= Trapper Keeper =

Brand of loose-leaf binder

Trapper Keeper is a brand of loose-leaf binder created by Mead. Popular with students in the United States and parts of Latin America from the 1970s to the 1990s, it featured sliding plastic rings (instead of standard snap-closed metal binder rings), folders, and pockets to keep schoolwork and papers, and a wrap-around flap with a Velcro closure (originally a metal snap closure).

Trapper Keepers usually had a theme, such as a cartoon, television show, or video game. Between 1988 and 1995, "Designer Series" Trapper Keepers featured abstract designs and, later, computer-generated images.

==Design history==
The Trapper Keeper was invented in the late 1970s by Jon Wyant, Director of New Product
Development at Mead, acting upon a request by E. Bryant Crutchfield, a marketing executive at Mead for a "locker item" that would allow folders to be easily removed, for their use in a class, yet protected from falling out accidentally.

No patent was filed by Mead, but the Trapper Keeper relied on earlier 1975 and 1976 patents by Wyant and fellow Mead employee Paul Seaborn. Wyant was also responsible for
naming and creating the graphic design of the product. In 2013 Crutchfield had given interviews in which he claimed sole inventorship of the product, and these were erroneously cited in his 2022 New York Times obituary.

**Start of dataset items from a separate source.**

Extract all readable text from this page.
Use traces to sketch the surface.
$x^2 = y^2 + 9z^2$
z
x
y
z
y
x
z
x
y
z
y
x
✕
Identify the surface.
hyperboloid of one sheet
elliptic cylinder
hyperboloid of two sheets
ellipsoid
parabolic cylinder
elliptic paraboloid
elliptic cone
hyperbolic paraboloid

The binder got its name because it was sold in combination with pocket folders designed by Mead called "Trappers", which differed from other pocket folders in those the pockets' three sides connected with the bottom, outside edge, and top (as opposed to the bottom, outside edge, and spine) of the folders. This design prevented papers from falling out of the Trapper's pockets when it was closed. Trappers were three-hole punched so that they could be put in any three-ring binder, including a Trapper Keeper.

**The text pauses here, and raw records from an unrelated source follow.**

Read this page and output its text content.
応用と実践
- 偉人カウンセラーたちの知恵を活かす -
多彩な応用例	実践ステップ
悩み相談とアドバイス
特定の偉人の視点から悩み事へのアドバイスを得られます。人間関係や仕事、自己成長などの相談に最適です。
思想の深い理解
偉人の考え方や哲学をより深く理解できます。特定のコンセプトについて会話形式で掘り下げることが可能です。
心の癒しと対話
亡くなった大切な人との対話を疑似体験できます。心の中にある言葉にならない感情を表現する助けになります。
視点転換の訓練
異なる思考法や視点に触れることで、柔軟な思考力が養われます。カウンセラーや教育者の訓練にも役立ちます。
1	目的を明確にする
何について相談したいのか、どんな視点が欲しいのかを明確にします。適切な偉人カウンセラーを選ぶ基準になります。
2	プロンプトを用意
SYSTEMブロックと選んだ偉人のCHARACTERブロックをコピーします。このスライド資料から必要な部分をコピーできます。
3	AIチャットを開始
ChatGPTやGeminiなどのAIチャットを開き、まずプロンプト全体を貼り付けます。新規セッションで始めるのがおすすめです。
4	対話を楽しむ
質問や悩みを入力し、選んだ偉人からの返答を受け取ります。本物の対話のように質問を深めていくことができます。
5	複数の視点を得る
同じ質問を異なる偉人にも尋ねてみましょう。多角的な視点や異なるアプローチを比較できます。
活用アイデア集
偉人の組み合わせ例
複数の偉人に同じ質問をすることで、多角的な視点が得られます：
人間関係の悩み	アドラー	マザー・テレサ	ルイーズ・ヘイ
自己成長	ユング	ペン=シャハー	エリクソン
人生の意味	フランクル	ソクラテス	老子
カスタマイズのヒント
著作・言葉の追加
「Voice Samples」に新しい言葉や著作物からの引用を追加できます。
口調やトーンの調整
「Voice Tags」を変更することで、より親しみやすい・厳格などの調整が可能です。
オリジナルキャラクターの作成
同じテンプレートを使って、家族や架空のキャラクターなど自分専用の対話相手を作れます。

In preparation for test-marketing, Crutchfield wrote a commercial and flew
from Dayton, Ohio (the headquarters of Mead) to New York City. With a total budget of $5000, he hired three actors and filmed his commercial in just three hours.

Wichita, Kansas was chosen as the initial market for August 1978. Trapper folders came in three colors (red, blue, and green), with a suggested retail price of 29 cents each, while the Trapper Keepers had a suggested retail price of $4.85 but came with a few Trapper folders.

In the test market, each Trapper Keeper also included a feedback card, which promised a free notebook from Mead if the card was returned. To everyone's surprise, the product inventory sold out, and the 1500 feedback cards returned revealed that adults as well as teens were buying Trapper Keepers, for non-school uses.

Three years after the Trapper Keeper was released, the design was tweaked to include a Velcro strap instead of the initial metal snap. This design change allowed for greater ease of use and more efficient manufacturing.

The Designer Series ran from 1988 to 1995, and introduced "fashionable, funky and sometimes psychedelic designs... The company also made a deal with Lisa Frank... and licensed cartoon characters like Garfield and Sonic the Hedgehog."

From 1996 to 1999, Mead released a collection of notebooks and folders known as "FuturoCity", featuring futuristic city and landscape designs.

In 2007, a new version of Trapper Keeper featured a magnetic closure in place of the Velcro closure, a customizable front cover, and binder dividers instead of Trapper folders.

In 2014, another new version of the Trapper Keeper was released, featuring a metal button closure, as well as a new feature called "Snapper Trappers", which are plastic strips that act as dividers and can have regular notebooks attached to them in addition to folders and dividers; the Snapper Trappers can be placed or removed without having to open the rings of the binder.

For the 2015 school year, Trapper Keeper introduced Star Wars Trapper Keeper supplies, and Hello Kitty Trapper Keeper supplies, and a new patterned line called Fun in the Sun.

Mead brought back the original design for the Trapper Keeper with most of its original features in 2021.